• Eleni Kirby

Chores and Children

Should our children be doing chores?

Growing up we had servants, sounds like we were royalty? Not really it was just something that most families had in Zimbabwe. We had 4 servants, 2 gardeners, a nanny, and a cook. They were all amazing and used to make sure that the whole of the house was running in order.

Moving to the UK and then having to start learning to clean, cook, pack washing away and all household chores was tough and I am forever grateful to our wonderful servants in Zimbabwe who did such a wonderful job to take care of us, we took it for granted!

I want to write about how chores help children.

For a lot of you who read this, you may have negative things to say BUT children can learn a lot from doing household chores.

Doing chores helps children learn about what they need to do to care for themselves, a home, and a family, they learn skills they can use in their adult lives, like preparing meals, cleaning, organising, and keeping a garden.

I don’t ever make Sophie do any chores, she always offers to help and she loves learning new things or how to do things and it started from simply getting her to make her bed, or tidy up her toys. These are all part of the everyday life skills that they will never lose.

Even a young child can start to help out if you choose activities that are right for their age. You can start with simple jobs like putting away their own toys. Chores like this send a message to your child that their contribution is important. Sharing chores can also help families work better and reduce family stress especially single parents. When children help out, chores get done sooner. This frees up time for the family to spend doing fun things together. It teaches them independence and responsibility. Chores help reinforce respect.
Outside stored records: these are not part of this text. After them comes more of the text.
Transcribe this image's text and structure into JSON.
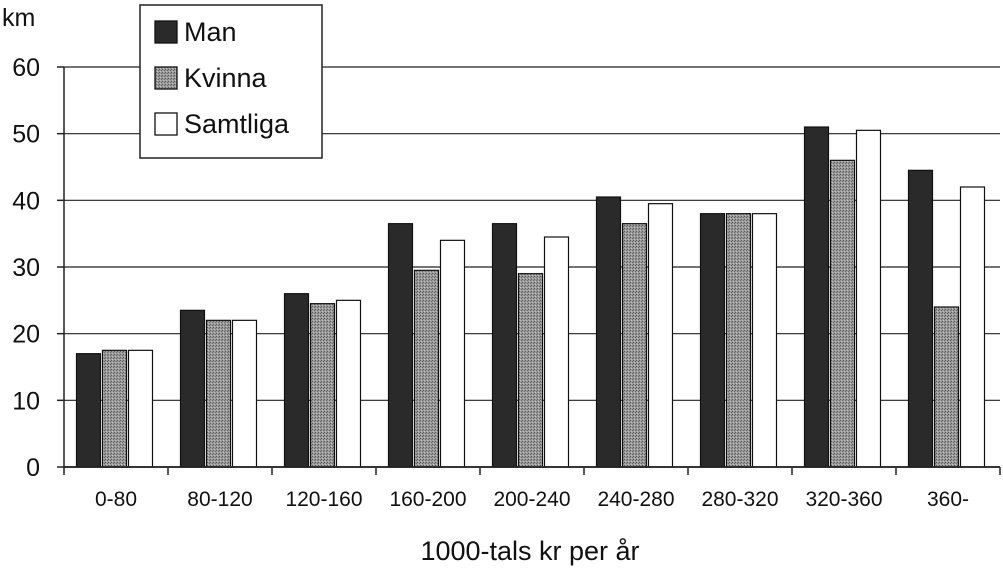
{
  "chart_data": {
    "type": "bar",
    "title": "",
    "unit_label": "km",
    "xlabel": "1000-tals kr per år",
    "ylabel": "",
    "ylim": [
      0,
      60
    ],
    "yticks": [
      0,
      10,
      20,
      30,
      40,
      50,
      60
    ],
    "grid": true,
    "legend_position": "top-left",
    "categories": [
      "0-80",
      "80-120",
      "120-160",
      "160-200",
      "200-240",
      "240-280",
      "280-320",
      "320-360",
      "360-"
    ],
    "series": [
      {
        "name": "Man",
        "color": "#2a2a2a",
        "values": [
          17,
          23.5,
          26,
          36.5,
          36.5,
          40.5,
          38,
          51,
          44.5
        ]
      },
      {
        "name": "Kvinna",
        "color": "#8e8e8e",
        "values": [
          17.5,
          22,
          24.5,
          29.5,
          29,
          36.5,
          38,
          46,
          24
        ]
      },
      {
        "name": "Samtliga",
        "color": "#ffffff",
        "values": [
          17.5,
          22,
          25,
          34,
          34.5,
          39.5,
          38,
          50.5,
          42
        ]
      }
    ]
  }
}
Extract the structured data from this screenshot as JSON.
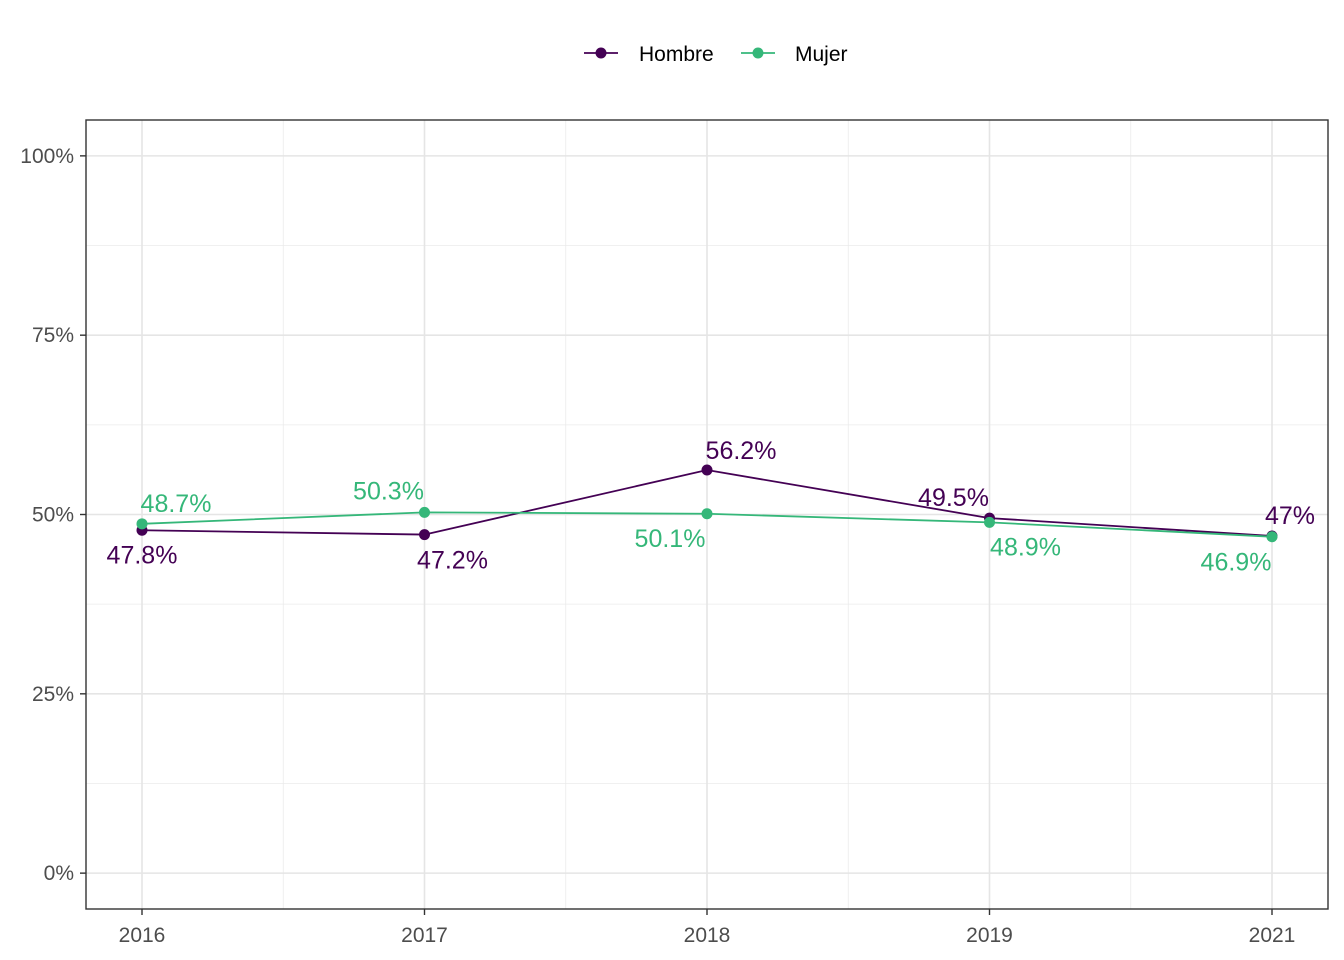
{
  "chart_data": {
    "type": "line",
    "title": "",
    "xlabel": "",
    "ylabel": "",
    "categories": [
      "2016",
      "2017",
      "2018",
      "2019",
      "2021"
    ],
    "ylim": [
      -0.05,
      1.05
    ],
    "y_ticks": [
      0,
      0.25,
      0.5,
      0.75,
      1.0
    ],
    "y_tick_labels": [
      "0%",
      "25%",
      "50%",
      "75%",
      "100%"
    ],
    "grid": true,
    "legend_position": "top",
    "series": [
      {
        "name": "Hombre",
        "color": "#440154",
        "values": [
          0.478,
          0.472,
          0.562,
          0.495,
          0.47
        ],
        "labels": [
          "47.8%",
          "47.2%",
          "56.2%",
          "49.5%",
          "47%"
        ],
        "label_positions": [
          "below",
          "below",
          "above",
          "above",
          "above"
        ]
      },
      {
        "name": "Mujer",
        "color": "#35b779",
        "values": [
          0.487,
          0.503,
          0.501,
          0.489,
          0.469
        ],
        "labels": [
          "48.7%",
          "50.3%",
          "50.1%",
          "48.9%",
          "46.9%"
        ],
        "label_positions": [
          "above",
          "above",
          "below",
          "below",
          "below"
        ]
      }
    ]
  }
}
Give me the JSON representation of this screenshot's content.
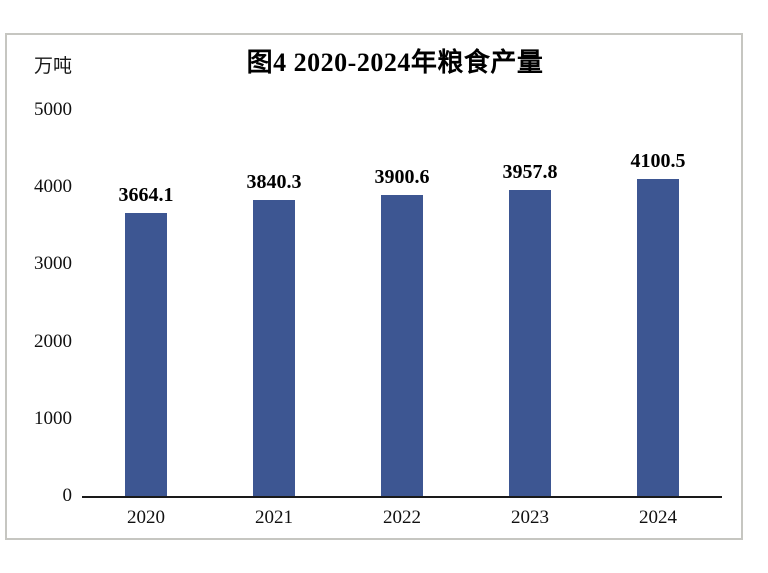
{
  "chart_data": {
    "type": "bar",
    "title": "图4 2020-2024年粮食产量",
    "unit_label": "万吨",
    "categories": [
      "2020",
      "2021",
      "2022",
      "2023",
      "2024"
    ],
    "values": [
      3664.1,
      3840.3,
      3900.6,
      3957.8,
      4100.5
    ],
    "data_labels": [
      "3664.1",
      "3840.3",
      "3900.6",
      "3957.8",
      "4100.5"
    ],
    "xlabel": "",
    "ylabel": "万吨",
    "ylim": [
      0,
      5000
    ],
    "y_ticks": [
      0,
      1000,
      2000,
      3000,
      4000,
      5000
    ],
    "y_tick_labels": [
      "0",
      "1000",
      "2000",
      "3000",
      "4000",
      "5000"
    ],
    "grid": false,
    "legend_position": "none",
    "colors": {
      "bar": "#3d5692",
      "axis": "#1a1a1a",
      "panel_border": "#c6c6c1",
      "text": "#000000"
    }
  }
}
Some families will link pocket money to chores and some have chore charts. What I would say if you decide to pay pocket money for chores, explain the chores clearly so there’s no confusion or bargaining about what needs to be done and when. Or you can reward extra screen time. This can be up to you. Remember it's your own personal preference.

For me and my Little Lady I have shared, taught and explained the list of jobs I needed help with to her, from implementing this at a young age she does now step forward and asks to if I need help. It is so helpful.

It’s about teaching life skills that our children will use in their adult life. We have to teach them from young because if we don't who will?

To give you an idea Sophie loves to help with

  • Folding the washing - this is not my favourite chore and sometimes the pile gets so big

  • Unpacking the dishwasher

  • Basic washing up

  • Tidying up

  • Sorting the washing colours out

  • Unpacking the shopping

  • Laying the table

  • Cooking prep

  • Dusting her bedroom as she likes a cleanroom.

  • Basic gardening - planting flowers, watering the flowers.

  • Helping cleaning the car

  • Making the bed

A tip I want to leave you with is rather than make your children do these things TEACH and EXPLAIN to them.

An idea if you have more than one child, I would then create a chore chart that way everyone knows what they need to do and what is expected of them.

Over the last 7 years, I am so blown away at how much my Little Lady takes on board and puts it into action.

I hope this has been helpful to you, it is something so simple but yet as parents we can by pass this and just end up doing everything.

I would love to know what your chores routines are like.